Getting random sample of rows from OmniSQL

Hi,
I was wondering whether anyone found a way to get a sample that is not deterministic for each row. The normal solution of using rand() is not possible and the usage of sample_ratio() is deterministic for each row which disqualifies it for my purposes.

I would happy to hear any suggestions.

Hi @ldnker,

Thanks for joining our forum.

We haven’t implemented the rand function yet, but you can re-use the procedure we use to distribute the point evenly in our point maps, making it randomly.

try this

for 0.1 percent

SELECT col1,col2,..., col2 
FROM table
WHERE MOD( MOD (rowid, 2147483648) * extract(epoch from now()) , 4294967296) < 4294967296/1000 
AND rowid != 0
LIMIT 1000;

for 1 percent

SELECT col1,col2,..., col2 
FROM table
WHERE MOD( MOD (rowid, 2147483648) * extract(epoch from now()) , 4294967296) < 4294967296/100
AND rowid != 0 
LIMIT 1000;

the LIMIT is optional, and with a little more complicated query you can get a proximate number of records close to the one needed.

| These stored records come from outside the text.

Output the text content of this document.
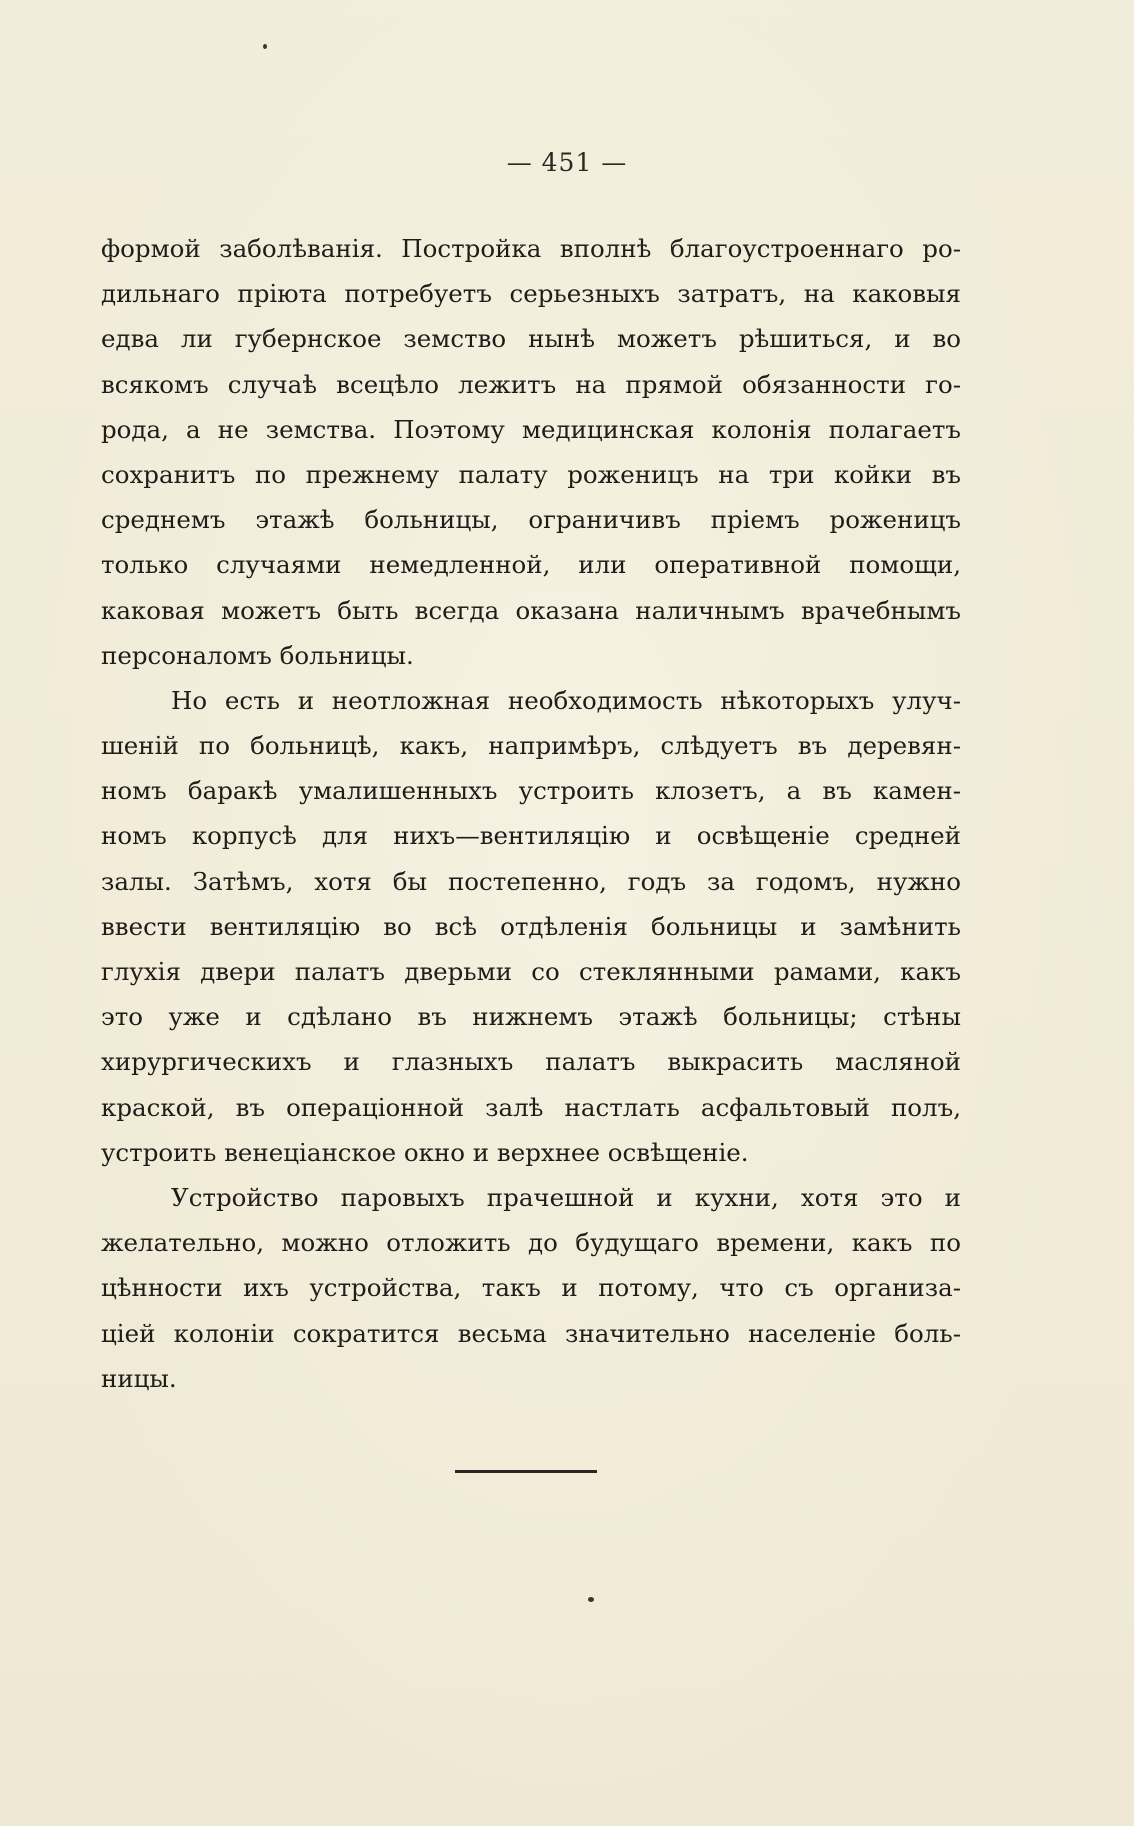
— 451 —
формой заболѣванія. Постройка вполнѣ благоустроеннаго ро-
дильнаго пріюта потребуетъ серьезныхъ затратъ, на каковыя
едва ли губернское земство нынѣ можетъ рѣшиться, и во
всякомъ случаѣ всецѣло лежитъ на прямой обязанности го-
рода, а не земства. Поэтому медицинская колонія полагаетъ
сохранитъ по прежнему палату роженицъ на три койки въ
среднемъ этажѣ больницы, ограничивъ пріемъ роженицъ
только случаями немедленной, или оперативной помощи,
каковая можетъ быть всегда оказана наличнымъ врачебнымъ
персоналомъ больницы.
Но есть и неотложная необходимость нѣкоторыхъ улуч-
шеній по больницѣ, какъ, напримѣръ, слѣдуетъ въ деревян-
номъ баракѣ умалишенныхъ устроить клозетъ, а въ камен-
номъ корпусѣ для нихъ—вентиляцію и освѣщеніе средней
залы. Затѣмъ, хотя бы постепенно, годъ за годомъ, нужно
ввести вентиляцію во всѣ отдѣленія больницы и замѣнить
глухія двери палатъ дверьми со стеклянными рамами, какъ
это уже и сдѣлано въ нижнемъ этажѣ больницы; стѣны
хирургическихъ и глазныхъ палатъ выкрасить масляной
краской, въ операціонной залѣ настлать асфальтовый полъ,
устроить венеціанское окно и верхнее освѣщеніе.
Устройство паровыхъ прачешной и кухни, хотя это и
желательно, можно отложить до будущаго времени, какъ по
цѣнности ихъ устройства, такъ и потому, что съ организа-
ціей колоніи сократится весьма значительно населеніе боль-
ницы.
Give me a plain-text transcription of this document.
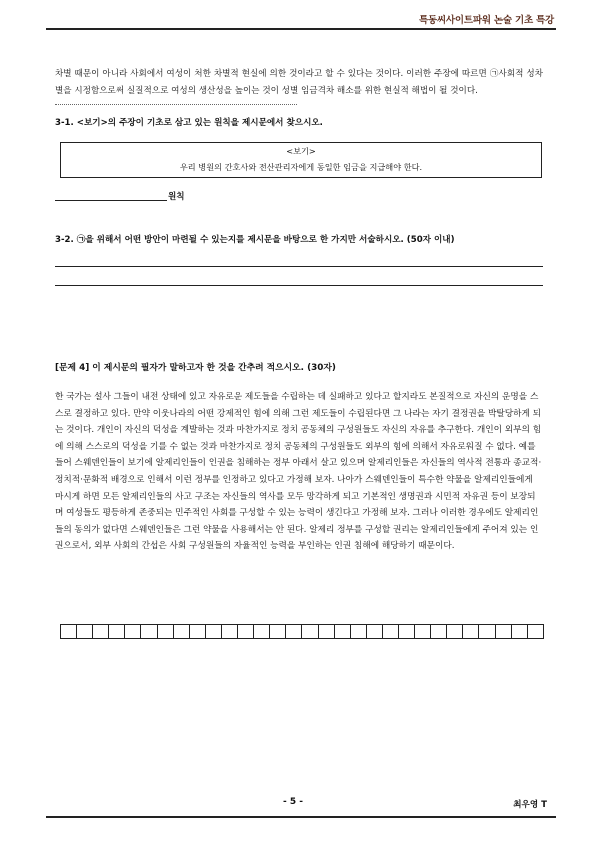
특동씨사이트파워 논술 기초 특강
차별 때문이 아니라 사회에서 여성이 처한 차별적 현실에 의한 것이라고 할 수 있다는 것이다. 이러한 주장에 따르면 ㉠사회적 성차별을 시정함으로써 실질적으로 여성의 생산성을 높이는 것이 성별 임금격차 해소를 위한 현실적 해법이 될 것이다.
3-1. <보기>의 주장이 기초로 삼고 있는 원칙을 제시문에서 찾으시오.
<보기>
우리 병원의 간호사와 전산관리자에게 동일한 임금을 지급해야 한다.
원칙
3-2. ㉠을 위해서 어떤 방안이 마련될 수 있는지를 제시문을 바탕으로 한 가지만 서술하시오. (50자 이내)
[문제 4] 이 제시문의 필자가 말하고자 한 것을 간추려 적으시오. (30자)
한 국가는 설사 그들이 내전 상태에 있고 자유로운 제도들을 수립하는 데 실패하고 있다고 할지라도 본질적으로 자신의 운명을 스스로 결정하고 있다. 만약 이웃나라의 어떤 강제적인 힘에 의해 그런 제도들이 수립된다면 그 나라는 자기 결정권을 박탈당하게 되는 것이다. 개인이 자신의 덕성을 계발하는 것과 마찬가지로 정치 공동체의 구성원들도 자신의 자유를 추구한다. 개인이 외부의 힘에 의해 스스로의 덕성을 기를 수 없는 것과 마찬가지로 정치 공동체의 구성원들도 외부의 힘에 의해서 자유로워질 수 없다. 예를 들어 스웨덴인들이 보기에 알제리인들이 인권을 침해하는 정부 아래서 살고 있으며 알제리인들은 자신들의 역사적 전통과 종교적·정치적·문화적 배경으로 인해서 이런 정부를 인정하고 있다고 가정해 보자. 나아가 스웨덴인들이 특수한 약물을 알제리인들에게 마시게 하면 모든 알제리인들의 사고 구조는 자신들의 역사를 모두 망각하게 되고 기본적인 생명권과 시민적 자유권 등이 보장되며 여성들도 평등하게 존중되는 민주적인 사회를 구성할 수 있는 능력이 생긴다고 가정해 보자. 그러나 이러한 경우에도 알제리인들의 동의가 없다면 스웨덴인들은 그런 약물을 사용해서는 안 된다. 알제리 정부를 구성할 권리는 알제리인들에게 주어져 있는 인권으로서, 외부 사회의 간섭은 사회 구성원들의 자율적인 능력을 부인하는 인권 침해에 해당하기 때문이다.
- 5 -	최우영 T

so if you want around 1000 rows

SELECT col1,col2,..., col2 
FROM table
WHERE MOD( MOD (rowid, 2147483648) * extract(epoch from now()) , 4294967296) <
(SELECT (4294967296/count(*))*1002 from table)
AND rowid != 0 
LIMIT 1000;

I used a projection query as an example, but it fits also for aggregate queries.

being based on epoch that’s is returned in seconds, if you run the query in the same seconds, the same rows are returned, but you can change the filter adding in the mix microseconds or nanoseconds

something like EXTRACT(epoch FROM now()+EXTRACT(NANOSECOND from now())

Regards,
Candido

Hi Candido,

thank you so much for your help. That is very helpful.

The credits for the idea go to @todd, I just elaborated his idea.

to makes the syntax simpler, using UDFs would help, but as you can read in the docs, additional software is needed and I would check the performances of the implementation.